A month after I completed radiation, I had spine and brain MRIs, which should measurable decrease in the leptomeningeal disease in my cerebral spinal fluid. This good news was cautioned with the information that lepto can shift and change very quickly. Because I seemingly can’t catch a break, I began to have intense pain in my right side, ending up back in the emergency room. After several more scans, the doctor determined that my liver was inflamed, likely further progression. A discussion with my oncologist and a PET scan confirmed that yes, there was significant progression in my liver, and I switched chemo regimens yet again – this time to Carboplatin and Gemcitabine. I received my first infusion the week before Christmas. During this time, I was also dealing with intense nausea and frequent vomiting. Recently, there were days were I couldn’t keep down any food. I had also contacted a bad cold with a painful, hacking cough, which further triggered the reflux, nausea, and vomiting. This landed me back in urgent care on Christmas Eve for fluids and meds. This week, my platelet counts were too low to get chemo.
Right now, it’s nearly 11 pm on December 31st. My social media is full of recaps, regaling the joys of the past year, the past ten years. Meanwhile, I had a sobering conversation with my oncologist yesterday. I exist in a land of unknowns – unknown diagnosis, unknown prognosis, unknown months or years to come. For the last few weeks, I have woken up weak and nauseous, fearful that things will not get better from this awful place. I’ve spent my days coughing, puking, and sleeping, too weak and too depressed to do much else.
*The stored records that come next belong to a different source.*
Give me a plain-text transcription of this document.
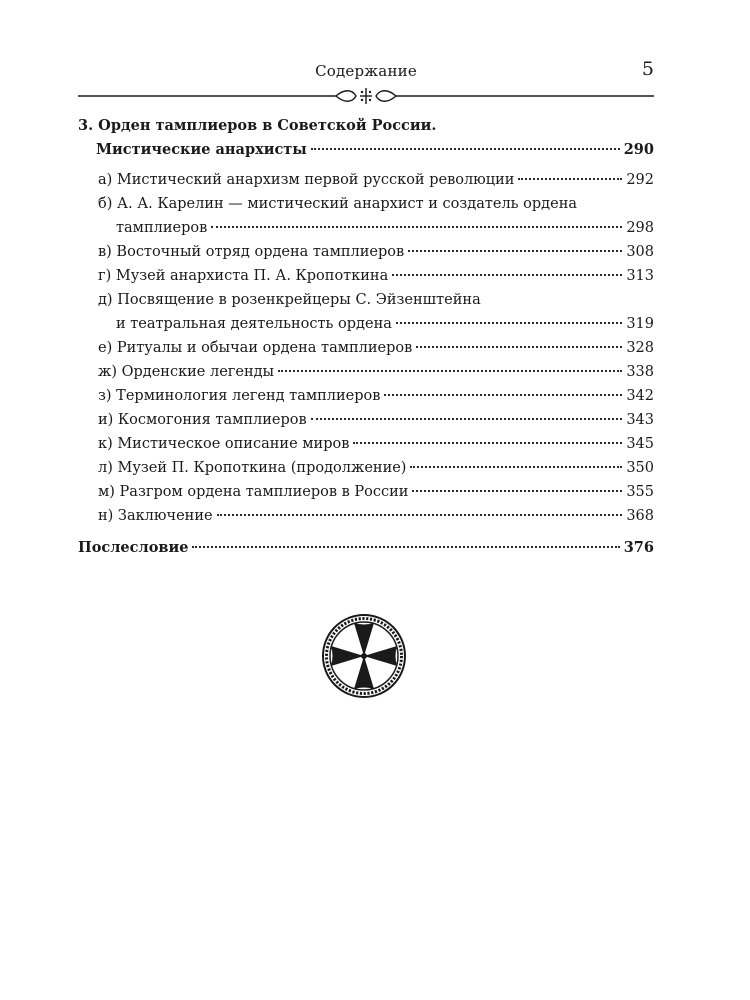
Содержание	5
3. Орден тамплиеров в Советской России.
Мистические анархисты	290
а) Мистический анархизм первой русской революции	292
б) А. А. Карелин — мистический анархист и создатель ордена
тамплиеров	298
в) Восточный отряд ордена тамплиеров	308
г) Музей анархиста П. А. Кропоткина	313
д) Посвящение в розенкрейцеры С. Эйзенштейна
и театральная деятельность ордена	319
е) Ритуалы и обычаи ордена тамплиеров	328
ж) Орденские легенды	338
з) Терминология легенд тамплиеров	342
и) Космогония тамплиеров	343
к) Мистическое описание миров	345
л) Музей П. Кропоткина (продолжение)	350
м) Разгром ордена тамплиеров в России	355
н) Заключение	368
Послесловие	376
Fear is a terrible emotion to dominate one’s quality of life, but yet, that dictated many of my days, lying in bed, sobbing myself to sleep because I felt so awful and didn’t know when, or if, the terrible weakness of my body would go away.
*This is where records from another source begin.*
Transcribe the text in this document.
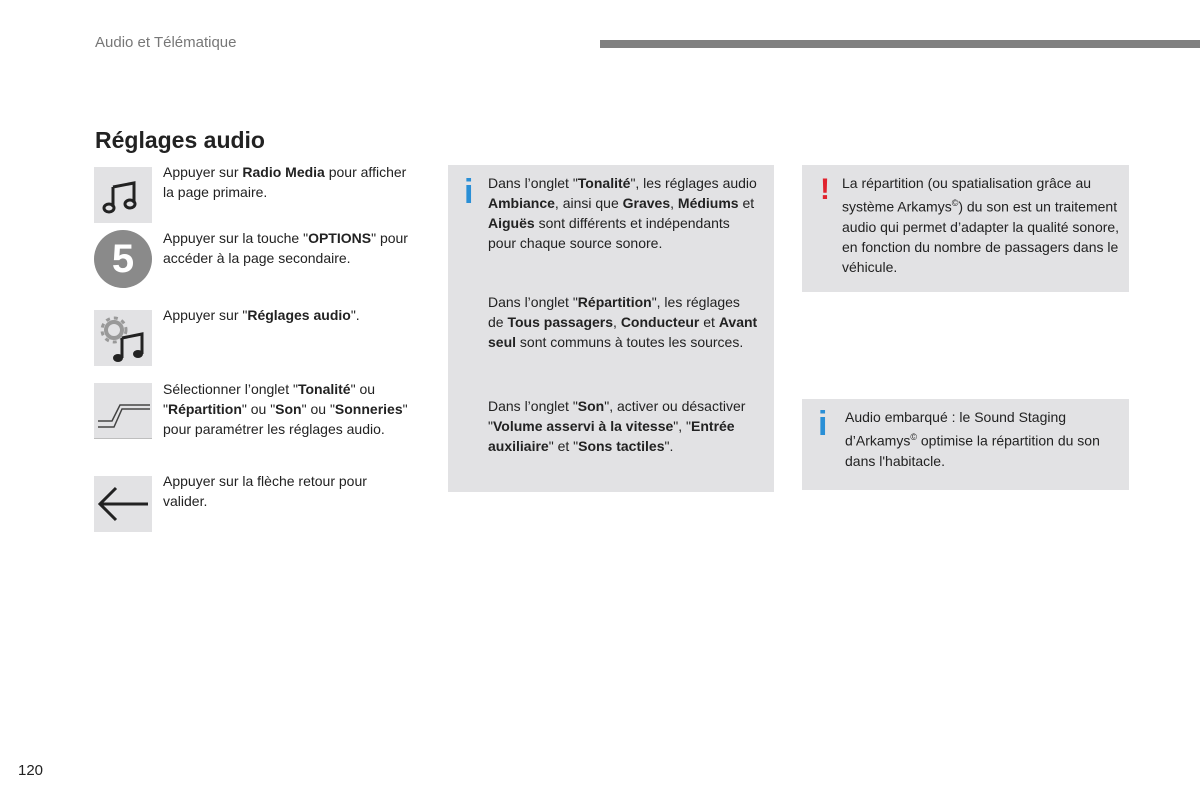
Audio et Télématique
Réglages audio
Appuyer sur Radio Media pour afficher la page primaire.
5	Appuyer sur la touche "OPTIONS" pour accéder à la page secondaire.
Appuyer sur "Réglages audio".
Sélectionner l’onglet "Tonalité" ou "Répartition" ou "Son" ou "Sonneries" pour paramétrer les réglages audio.
Appuyer sur la flèche retour pour valider.
i Dans l’onglet "Tonalité", les réglages audio Ambiance, ainsi que Graves, Médiums et Aiguës sont différents et indépendants pour chaque source sonore.
Dans l’onglet "Répartition", les réglages de Tous passagers, Conducteur et Avant seul sont communs à toutes les sources.
Dans l’onglet "Son", activer ou désactiver "Volume asservi à la vitesse", "Entrée auxiliaire" et "Sons tactiles".
! La répartition (ou spatialisation grâce au système Arkamys©) du son est un traitement audio qui permet d’adapter la qualité sonore, en fonction du nombre de passagers dans le véhicule.
i Audio embarqué : le Sound Staging d’Arkamys© optimise la répartition du son dans l'habitacle.
120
This may sound dramatic. It certainly felt dramatic, insofar as a daily routine so unpleasant and such a departure from the norm is somewhat dramatic. I’m happy to say that today was a good day. I rested, ate dinner with my family, played with my son, snuggled him to sleep, and, more than anything, I felt alive for the first time in weeks. I can’t live in the future – in tomorrow, in six months to a year, in the sand granules of 2020. And so, as we flip the hourglass into a new decade, I continue to remind myself that nothing comes from an existence in the future. I am here, now, present, and while I struggle, while things are difficult, even when things are unimaginably frightening and sad, they do not exist in this moment – but I do.